Regex Match Numbers, ignore space, comma ,decimal dot

I have the bot returning some OCR text, ocr does pretty good job returning text clearly, i have to do a string exist and check if a dollar amount exist in that string, string exist works 80% of the time but some time ocr changes the dollar amount format but missing a comma , adding a space , missing decimal dot etc , which obviously messes up any straight string exist check
Ex of number i am checking

dollarAmount= 20,650.131

ocr text example when returns wrong format
getText =
@“New Status:
HIM ROI Submitted - External Audit
Next Follow-up Date:
Comments: Update Correspondence
External Audit General
Field
Stage
Owning Area External Audit Request Technical Denial
Value
External Audit Info
Health Information Management Ex
External Audit Review Type
External Audit Amount
External Audit Repayment Total Am
External Audit Repayment Date Complex
20 650 131
Accept Cancel”

my if condition

getText.Contains(dollarAmount)

so best option seems to be a regex match , that check if the number exist but ignore space , comma and decimal dot, what is a good regex code i can use?

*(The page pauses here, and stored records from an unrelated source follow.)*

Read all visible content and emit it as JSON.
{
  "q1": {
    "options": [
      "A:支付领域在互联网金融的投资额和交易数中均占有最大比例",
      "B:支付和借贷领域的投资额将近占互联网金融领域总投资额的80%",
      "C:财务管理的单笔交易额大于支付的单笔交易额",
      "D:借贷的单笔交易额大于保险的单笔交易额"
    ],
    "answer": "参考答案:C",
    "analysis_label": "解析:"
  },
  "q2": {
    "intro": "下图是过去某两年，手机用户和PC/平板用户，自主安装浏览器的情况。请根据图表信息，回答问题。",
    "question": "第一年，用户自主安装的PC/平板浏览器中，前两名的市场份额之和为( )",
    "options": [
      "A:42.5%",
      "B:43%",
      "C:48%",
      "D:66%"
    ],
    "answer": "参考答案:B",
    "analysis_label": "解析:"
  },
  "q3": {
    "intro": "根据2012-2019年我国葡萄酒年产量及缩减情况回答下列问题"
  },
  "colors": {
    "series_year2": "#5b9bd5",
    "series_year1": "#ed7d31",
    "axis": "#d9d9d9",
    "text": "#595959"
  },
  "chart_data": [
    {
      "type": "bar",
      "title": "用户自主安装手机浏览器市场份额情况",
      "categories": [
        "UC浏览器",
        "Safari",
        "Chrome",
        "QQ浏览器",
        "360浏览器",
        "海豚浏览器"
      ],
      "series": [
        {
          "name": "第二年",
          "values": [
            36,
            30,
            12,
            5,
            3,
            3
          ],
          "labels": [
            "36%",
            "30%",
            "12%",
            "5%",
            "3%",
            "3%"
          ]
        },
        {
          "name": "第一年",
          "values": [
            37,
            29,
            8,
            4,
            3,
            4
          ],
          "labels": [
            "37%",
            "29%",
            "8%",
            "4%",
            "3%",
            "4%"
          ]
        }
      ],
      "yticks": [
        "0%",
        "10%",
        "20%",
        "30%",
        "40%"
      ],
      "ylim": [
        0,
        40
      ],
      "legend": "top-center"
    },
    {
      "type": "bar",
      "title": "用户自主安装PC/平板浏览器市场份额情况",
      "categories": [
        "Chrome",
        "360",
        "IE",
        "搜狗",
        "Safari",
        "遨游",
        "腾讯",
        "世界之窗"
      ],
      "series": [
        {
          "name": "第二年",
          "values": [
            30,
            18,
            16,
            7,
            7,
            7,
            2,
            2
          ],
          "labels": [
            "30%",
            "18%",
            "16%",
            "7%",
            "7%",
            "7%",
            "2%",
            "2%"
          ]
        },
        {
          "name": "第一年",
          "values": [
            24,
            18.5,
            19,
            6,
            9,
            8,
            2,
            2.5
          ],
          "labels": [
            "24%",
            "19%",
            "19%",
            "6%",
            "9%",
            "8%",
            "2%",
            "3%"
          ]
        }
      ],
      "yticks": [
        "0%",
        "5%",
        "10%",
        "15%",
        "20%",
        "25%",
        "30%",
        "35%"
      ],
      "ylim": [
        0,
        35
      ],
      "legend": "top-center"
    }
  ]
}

What kind of statement do i need to put in my if condition to say, does the

dollarAmount exist in the ocr return string exclude comma ,space, dots

@Charbel1

1 Like

maybe you start with a pattern like this: [\d\,\.\ ]+
grafik

1 Like

hmm so it would need to work if the dollar amount is in good format 26,444.255 or 26 444 255

this doesn’t seems to match


also how would i put this into a if statement , system.text.regularexpression something?

grafik
is also matching

maybe its better to check with regex.IsMatch (returns true or false) if a match was found or not

make sense, how would i chain the variable with regex in the isMatch?

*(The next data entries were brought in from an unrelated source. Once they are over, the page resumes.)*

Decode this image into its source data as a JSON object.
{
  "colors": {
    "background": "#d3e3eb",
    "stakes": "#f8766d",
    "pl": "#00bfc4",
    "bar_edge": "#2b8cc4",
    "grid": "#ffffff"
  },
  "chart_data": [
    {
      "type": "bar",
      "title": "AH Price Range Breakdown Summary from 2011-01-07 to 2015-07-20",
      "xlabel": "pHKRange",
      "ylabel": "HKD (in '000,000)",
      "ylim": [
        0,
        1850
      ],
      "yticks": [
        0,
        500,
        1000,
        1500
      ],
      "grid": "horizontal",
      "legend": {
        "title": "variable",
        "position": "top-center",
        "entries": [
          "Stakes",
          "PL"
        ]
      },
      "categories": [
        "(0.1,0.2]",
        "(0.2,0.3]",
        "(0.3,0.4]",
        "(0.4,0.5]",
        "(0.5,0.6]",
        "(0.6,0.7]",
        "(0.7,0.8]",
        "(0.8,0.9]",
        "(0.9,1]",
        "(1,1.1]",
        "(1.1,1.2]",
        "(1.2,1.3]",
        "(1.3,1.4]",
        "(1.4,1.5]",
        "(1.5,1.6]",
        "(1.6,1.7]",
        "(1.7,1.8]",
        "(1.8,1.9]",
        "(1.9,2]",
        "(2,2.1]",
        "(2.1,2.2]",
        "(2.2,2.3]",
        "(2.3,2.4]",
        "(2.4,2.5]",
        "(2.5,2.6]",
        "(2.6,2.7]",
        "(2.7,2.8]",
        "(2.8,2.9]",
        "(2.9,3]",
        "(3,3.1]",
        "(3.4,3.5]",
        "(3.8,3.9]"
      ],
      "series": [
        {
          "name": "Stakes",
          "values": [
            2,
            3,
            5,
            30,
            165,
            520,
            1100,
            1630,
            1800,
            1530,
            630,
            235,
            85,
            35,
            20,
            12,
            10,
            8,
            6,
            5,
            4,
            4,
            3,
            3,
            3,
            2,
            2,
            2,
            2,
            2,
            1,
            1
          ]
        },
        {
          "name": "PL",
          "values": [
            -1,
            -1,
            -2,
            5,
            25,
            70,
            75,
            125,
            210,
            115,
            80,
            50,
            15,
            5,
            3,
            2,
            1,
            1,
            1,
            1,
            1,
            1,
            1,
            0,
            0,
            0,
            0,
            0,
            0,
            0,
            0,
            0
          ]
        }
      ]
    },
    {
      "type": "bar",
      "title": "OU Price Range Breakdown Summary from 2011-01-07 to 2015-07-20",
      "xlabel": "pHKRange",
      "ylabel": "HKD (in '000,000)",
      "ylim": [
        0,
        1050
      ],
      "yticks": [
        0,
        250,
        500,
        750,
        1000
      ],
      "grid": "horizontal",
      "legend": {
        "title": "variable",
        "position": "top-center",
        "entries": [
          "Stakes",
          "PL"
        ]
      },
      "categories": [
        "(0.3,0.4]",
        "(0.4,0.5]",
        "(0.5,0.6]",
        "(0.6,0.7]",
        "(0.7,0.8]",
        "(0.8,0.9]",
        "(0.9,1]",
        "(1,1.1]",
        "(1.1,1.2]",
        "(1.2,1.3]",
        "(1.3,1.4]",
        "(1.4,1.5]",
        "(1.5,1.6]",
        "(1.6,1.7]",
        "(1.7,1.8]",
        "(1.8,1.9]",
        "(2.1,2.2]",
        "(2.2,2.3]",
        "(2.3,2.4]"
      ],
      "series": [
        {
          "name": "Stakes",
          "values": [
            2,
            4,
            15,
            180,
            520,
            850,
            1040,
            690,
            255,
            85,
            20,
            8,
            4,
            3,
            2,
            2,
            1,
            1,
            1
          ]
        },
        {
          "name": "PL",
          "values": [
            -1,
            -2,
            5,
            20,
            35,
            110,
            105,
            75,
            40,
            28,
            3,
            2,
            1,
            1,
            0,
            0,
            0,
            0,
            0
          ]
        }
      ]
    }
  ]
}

just lets do a quick stop:

as far I understood a valid value is

12,123.507 = Double 12123.507
12 123.507 = Double 12123.507
12 123,507 = Double 1212507
12 123 507 = Double 1212507
12,123,507 = Double 1212507

maybe an adopted strategy will better serve

  • extract with regex the variations
  • remove spaces
  • check with Double/Int32 .TryParse method if the value is valid or not.

However you will have a risk, as it is running on OCR
a value 12,345.589 recognized by OCR to 12 345 589 will be valid but not the same.

So, just check your options on this area as well while doing requirement analysis

2 Likes

This topic was automatically closed 3 days after the last reply. New replies are no longer allowed.